8・日中新時代をもたらす戦略的互恵外交・その1
 機は熟した。中国は対日接近を本格化させている。今こそ日本政府が「山田案」を果断に実行に移し、大きな国益を勝ち取るべき時期ではないだろうか。
 07年4月、日中は「戦略的互恵関係」の構築で合意したが(*注)、私はこの国策方針に合致する形で「山田案」を両国が真に利益をえる「戦略的互恵外交案」へと発展させることにした。狙いは、政財界・有識者クラスのハイレベルな関係強化よりも、第一に互いの人民感情を劇的に好転させることである。実際、これが実施されれば、相互に相手国の人民に対する強烈なアピールとなり、日本人と中国人民は共に熱狂するだろう。
 
・ 第一段階……まず初めに中国が日本に対して「良いボール」を投げる。それは中国が北朝鮮に囚われている日本人拉致被害者とその家族全員を救い出すことである(*前述のように、この部分は「通常策」と、それが失敗に終わった場合の代案である「非常策」に別れる)。できれば胡錦濤国家主席が彼ら生存者を引き連れて、特別機で来日する。これにより胡錦濤氏は一躍、日本国民の英雄と化すだろう。日本人は皆、彼を「恩人」と称えることになる。
・ 第二段階……次は、前回の返礼の意味をこめ、日本が中国に対して「良いボール」を投げる。日本の総理が北京を訪れ、過去の日中共同声明等を発展解消した「新日中条約」を締結する。この21世紀の条約には新しい条項が追加されている。それが「日本はODA3兆円の債権放棄をもって中国および中国人民に対して過去の戦争賠償を実施するものとする」という項目である。これは何よりも中国人民に対する直接的なアピールとなるだろう。そして日中両国の間に長年、楔として横たわっていた「歴史問題」はついに解決する。
 
 ここで上記について解説する。
 このように、日本が中国の手を借りて「北朝鮮による日本人拉致問題」を解決することと、「ODA3兆円の債権放棄」という形で中国が日本から「戦争賠償」を獲得することは、交換条件になっている。どちらか一方だけが利益を得るのではなく、まるでキャッチボールのように両国が「互いに相手のためになる外交」を行うことが成功の要である。

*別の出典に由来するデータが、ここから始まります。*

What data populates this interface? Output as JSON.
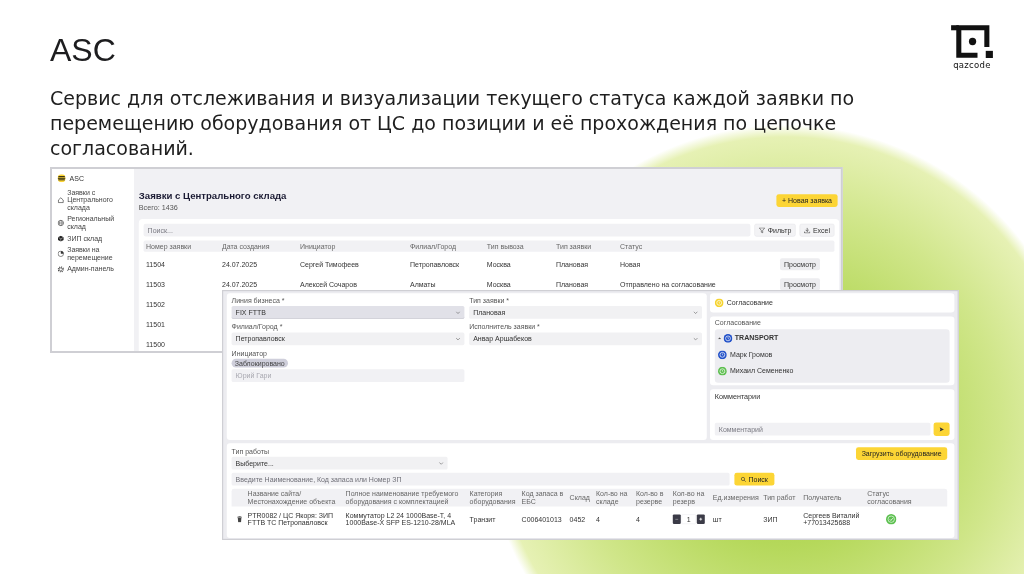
{
  "slide": {
    "title": "ASC",
    "description": "Сервис для отслеживания и визуализации текущего статуса каждой заявки по перемещению оборудования от ЦС до позиции и её прохождения по цепочке согласований.",
    "logo_text": "qazcode"
  },
  "requests_screen": {
    "sidebar": {
      "brand": "ASC",
      "items": [
        "Заявки с Центрального склада",
        "Региональный склад",
        "ЗИП склад",
        "Заявки на перемещение",
        "Админ-панель"
      ]
    },
    "title": "Заявки с Центрального склада",
    "total": "Всего: 1436",
    "new_button": "+ Новая заявка",
    "search": {
      "placeholder": "Поиск..."
    },
    "tools": [
      {
        "kind": "filter",
        "label": "Фильтр"
      },
      {
        "kind": "download",
        "label": "Excel"
      }
    ],
    "table": {
      "columns": [
        "Номер заявки",
        "Дата создания",
        "Инициатор",
        "Филиал/Город",
        "Тип вывоза",
        "Тип заявки",
        "Статус"
      ],
      "rows": [
        {
          "cells": [
            "11504",
            "24.07.2025",
            "Сергей Тимофеев",
            "Петропавловск",
            "Москва",
            "Плановая",
            "Новая"
          ],
          "action": "Просмотр"
        },
        {
          "cells": [
            "11503",
            "24.07.2025",
            "Алексей Сочаров",
            "Алматы",
            "Москва",
            "Плановая",
            "Отправлено на согласование"
          ],
          "action": "Просмотр"
        },
        {
          "cells": [
            "11502"
          ]
        },
        {
          "cells": [
            "11501"
          ]
        },
        {
          "cells": [
            "11500"
          ]
        }
      ]
    }
  },
  "form_screen": {
    "fields": [
      {
        "kind": "select",
        "label": "Линия бизнеса *",
        "value": "FIX FTTB",
        "focused": true
      },
      {
        "kind": "select",
        "label": "Тип заявки *",
        "value": "Плановая",
        "focused": false
      },
      {
        "kind": "select",
        "label": "Филиал/Город *",
        "value": "Петропавловск",
        "focused": false
      },
      {
        "kind": "select",
        "label": "Исполнитель заявки *",
        "value": "Анвар Аршабеков",
        "focused": false
      },
      {
        "kind": "text",
        "label": "Инициатор",
        "tag": "Заблокировано",
        "value": "Юрий Гари",
        "disabled": true
      }
    ],
    "approval_status": {
      "label": "Согласование",
      "approved": false
    },
    "approval_chain": {
      "title": "Согласование",
      "groups": [
        {
          "name": "TRANSPORT",
          "color": "#2251c9",
          "expanded": true,
          "children": [
            {
              "name": "Марк Громов",
              "color": "#2251c9"
            },
            {
              "name": "Михаил Семененко",
              "color": "#5dbf4f"
            }
          ]
        }
      ]
    },
    "comments": {
      "title": "Комментарии",
      "placeholder": "Комментарий"
    },
    "equipment": {
      "work_type": {
        "label": "Тип работы",
        "placeholder": "Выберите..."
      },
      "upload_button": "Загрузить оборудование",
      "search": {
        "placeholder": "Введите Наименование, Код запаса или Номер ЗП"
      },
      "search_button": "Поиск",
      "table": {
        "columns": [
          "Название сайта/ Местонахождение объекта",
          "Полное наименование требуемого оборудования с комплектацией",
          "Категория оборудования",
          "Код запаса в ЕБС",
          "Склад",
          "Кол-во на складе",
          "Кол-во в резерве",
          "Кол-во на резерв",
          "Ед.измерения",
          "Тип работ",
          "Получатель",
          "Статус согласования"
        ],
        "rows": [
          {
            "deletable": true,
            "cells": [
              {
                "kind": "text",
                "text": "PTR0082 / ЦС Якоря: ЗИП FTTB ТС Петропавловск"
              },
              {
                "kind": "text",
                "text": "Коммутатор L2 24 1000Base-T, 4 1000Base-X SFP ES-1210-28/MLA"
              },
              {
                "kind": "text",
                "text": "Транзит"
              },
              {
                "kind": "text",
                "text": "C006401013"
              },
              {
                "kind": "text",
                "text": "0452"
              },
              {
                "kind": "text",
                "text": "4"
              },
              {
                "kind": "text",
                "text": "4"
              },
              {
                "kind": "stepper",
                "value": "1"
              },
              {
                "kind": "text",
                "text": "шт"
              },
              {
                "kind": "text",
                "text": "ЗИП"
              },
              {
                "kind": "text",
                "text": "Сергеев Виталий\n+77013425688"
              },
              {
                "kind": "status",
                "approved": true
              }
            ]
          }
        ]
      }
    }
  }
}
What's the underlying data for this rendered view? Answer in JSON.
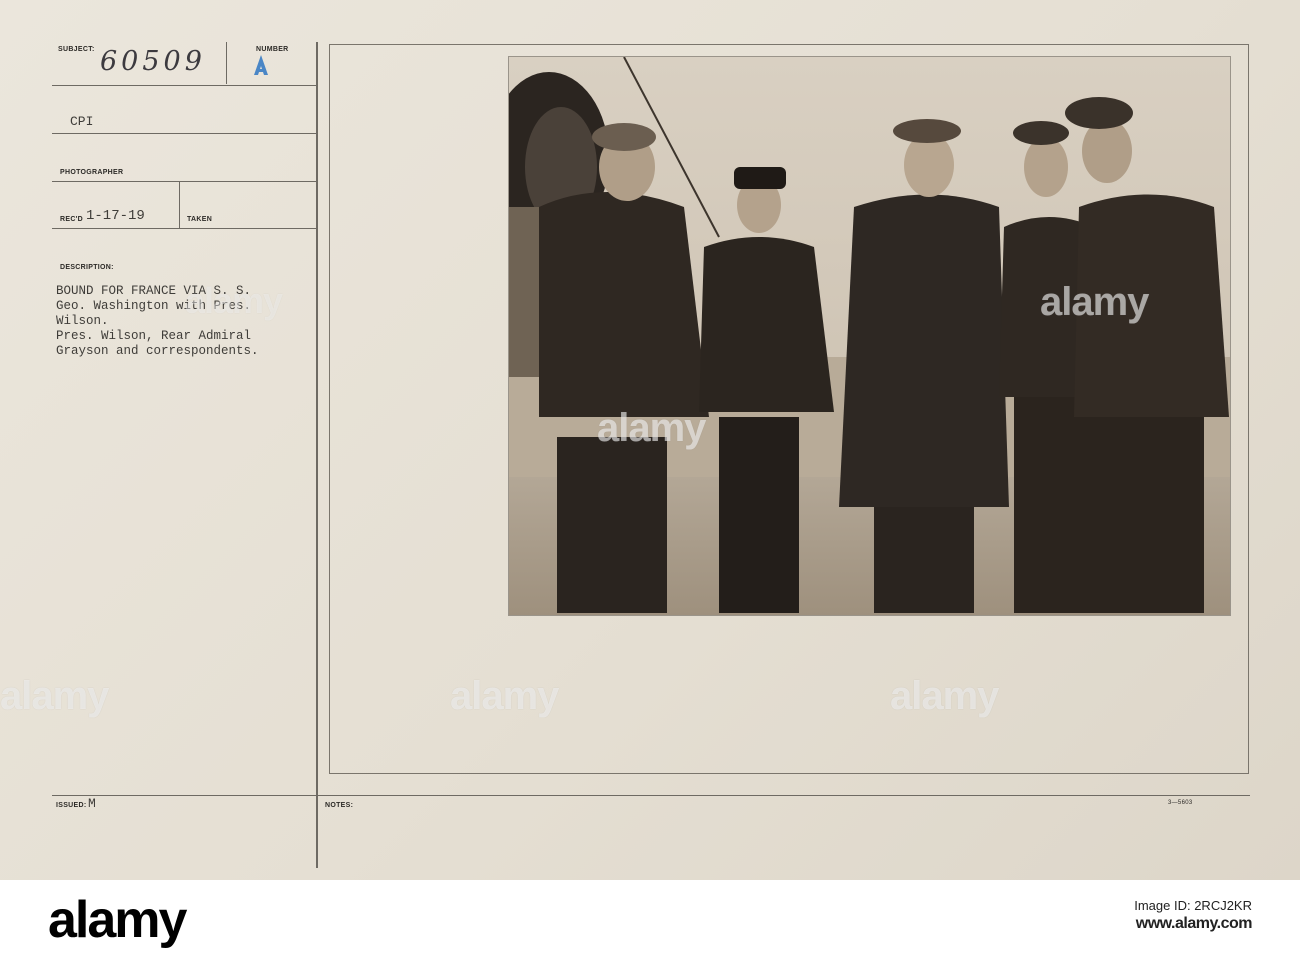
{
  "record": {
    "subject_label": "SUBJECT:",
    "subject_value": "60509",
    "number_label": "NUMBER",
    "number_value": "A",
    "agency": "CPI",
    "photographer_label": "PHOTOGRAPHER",
    "recd_label": "REC'D",
    "recd_value": "1-17-19",
    "taken_label": "TAKEN",
    "description_label": "DESCRIPTION:",
    "description_lines": [
      "BOUND FOR FRANCE VIA S. S.",
      "Geo. Washington with Pres.",
      "Wilson.",
      "Pres. Wilson, Rear Admiral",
      "Grayson and correspondents."
    ],
    "issued_label": "ISSUED:",
    "issued_value": "M",
    "notes_label": "NOTES:",
    "form_code": "3—5603"
  },
  "watermarks": {
    "text": "alamy"
  },
  "footer": {
    "logo": "alamy",
    "image_id": "Image ID: 2RCJ2KR",
    "url": "www.alamy.com"
  },
  "colors": {
    "card": "#e6e0d4",
    "ink": "#3f3d39",
    "rule": "#6e6a63",
    "photo_sepia": "#a79987"
  }
}
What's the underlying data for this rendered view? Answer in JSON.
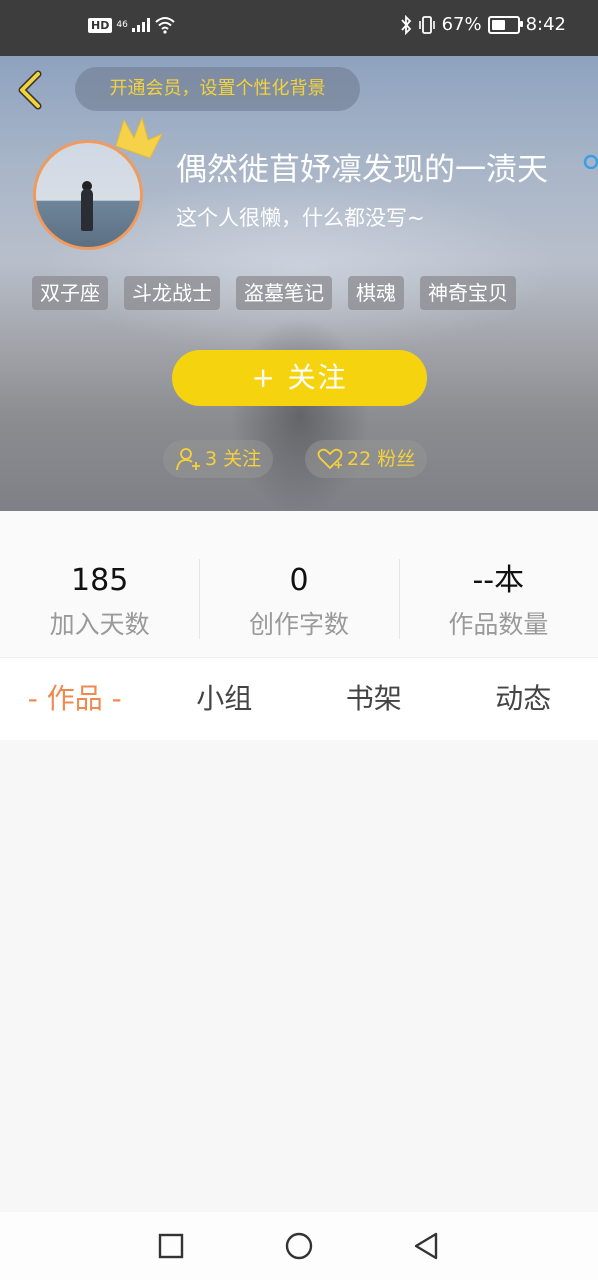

 むろん、中国によって第一段階が実行されない限り、日本が第二段階を実行する必要がないことは言うまでもない。また、中国に提案する際に、たとえば「08年末までに実行すること」という具合に期限を設けたほうがいいだろう。
 そもそも、日本が上記のような外交を実行するためには、先んず国民の理解が得られなければならない。でなければ、世論が選挙で審判を下す。要は、政府が中国に対して賠償を実行することを民意が許さなくてはならない。それゆえ、まず初めに胡錦濤国家主席が日本国内で恩人視・英雄視される出来事が必要であり、それこそが胡主席の尽力による日本人拉致問題の解決なのである。そうすれば、親中で熱狂した日本の世論は、中国のためにODAの債権を放棄することに賛成し、政治家もまた安心して次の選挙に備えることができるだろう。なにしろ日本人は「空気」に従う民族である。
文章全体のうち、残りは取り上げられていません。